USD and UST Yields Retraced from Session’s High Ahead of Labour Market Data Later This Week

Highlights

¨   Global Markets: While US ISM Manufacturing printed higher at 54.7 (Nov: 53.2), it failed to sustain the climb on DXY and UST yields as profit taking activities kept the DXY below its intraday high of 103.82 ahead of the highly anticipated NFP print due later this week. We prefer to maintain a cautious stance towards an overextended long USD positioning ahead of NFP and wage growth prints as investors continue to price in elevated expectations; maintain neutral view on USD. Over in UK, the outperforming manufacturing PMI failed to dampen the declining GBPUSD as concerns on Brexit and weaker consumer spending resulting from the weaker GBP continue to cloud UK’s economic growth prospect. Yields on GILTs mirrored movements on EGBs, climbing by 8-11bps yesterday as expectations for BoE to reduce rates remain faint; maintain neutral duration stance on GILTs.
¨   AxJ Markets: The latest manufacturing PMI prints from Singapore and China continue to ameliorate Asia’s near term growth outlook, with stronger new orders and new exports attributed to another modest expansion for Singapore’s PMI, spurring modest gains on SGD overnight against the strengthening USD; SGS curve steepened yesterday, with global inflationary concerns likely to be supportive of further curve steepening. Over in China, focus remains on the underlying inflationary pressures as Caixin manufacturing PMI jumped to 51.9 (Nov: 50.9), challenging PBoC’s neutral monetary stance over the medium term amid Chinese reforms; maintain a neutral stance on CGBs. Elsewhere, Indonesia’s CPI delved lower to 3.0% (Nov: 3.6%), providing BI policy room to reduce rates underpinned by the recent dismal PMI data and Indonesia’s decision to freeze fuel and electricity prices until March 2017, mitigating domestic inflationary pressures; remain constructive on IndoGBs, keeping a neutral duration tilt.
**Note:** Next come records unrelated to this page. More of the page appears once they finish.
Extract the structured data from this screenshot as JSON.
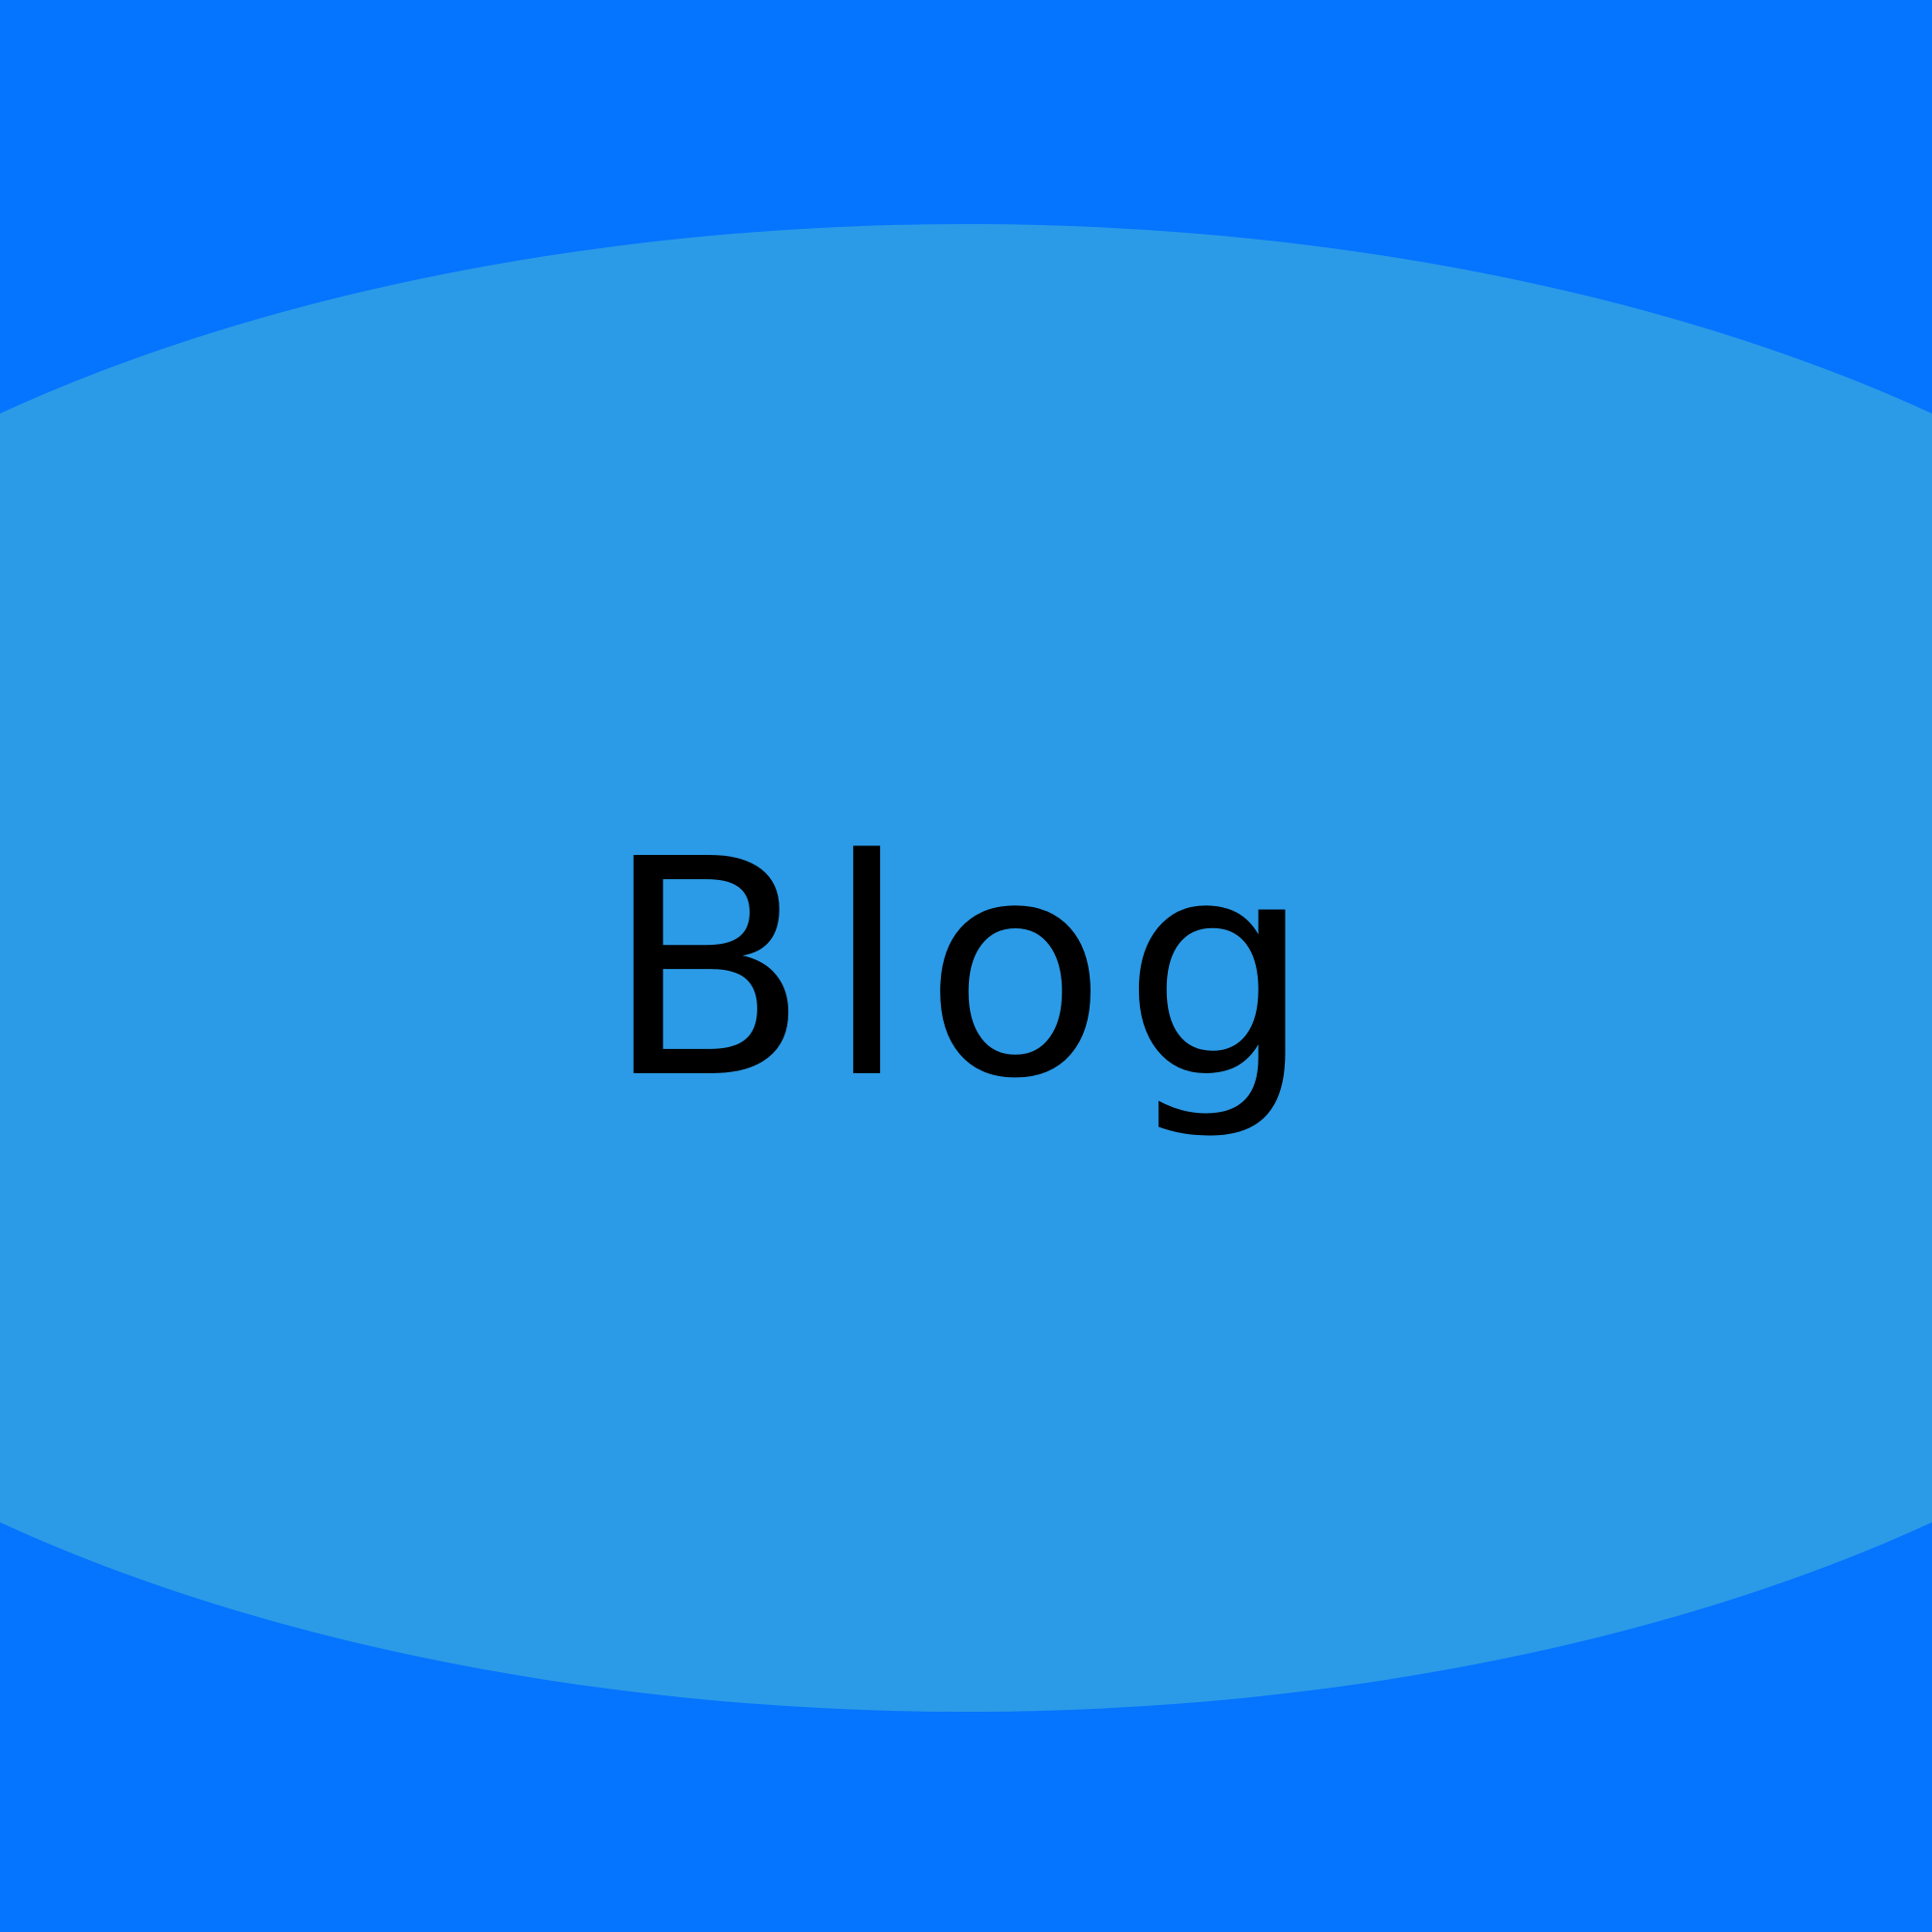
{
  "title": "Blog",
  "colors": {
    "background": "#0574FF",
    "ellipse": "#2C9BE7",
    "text": "#000000"
  }
}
¨   Despite recording its strongest manufacturing PMI print since December 2015, the press release cited higher input prices as a deep concern for manufacturers amid the surging USDJPY. With diverging monetary policies between US and Japan likely to intensify over the medium term, we expect further weakness on JPY to crowd out some of the optimism as BoJ keeps true to its 2% CPI target.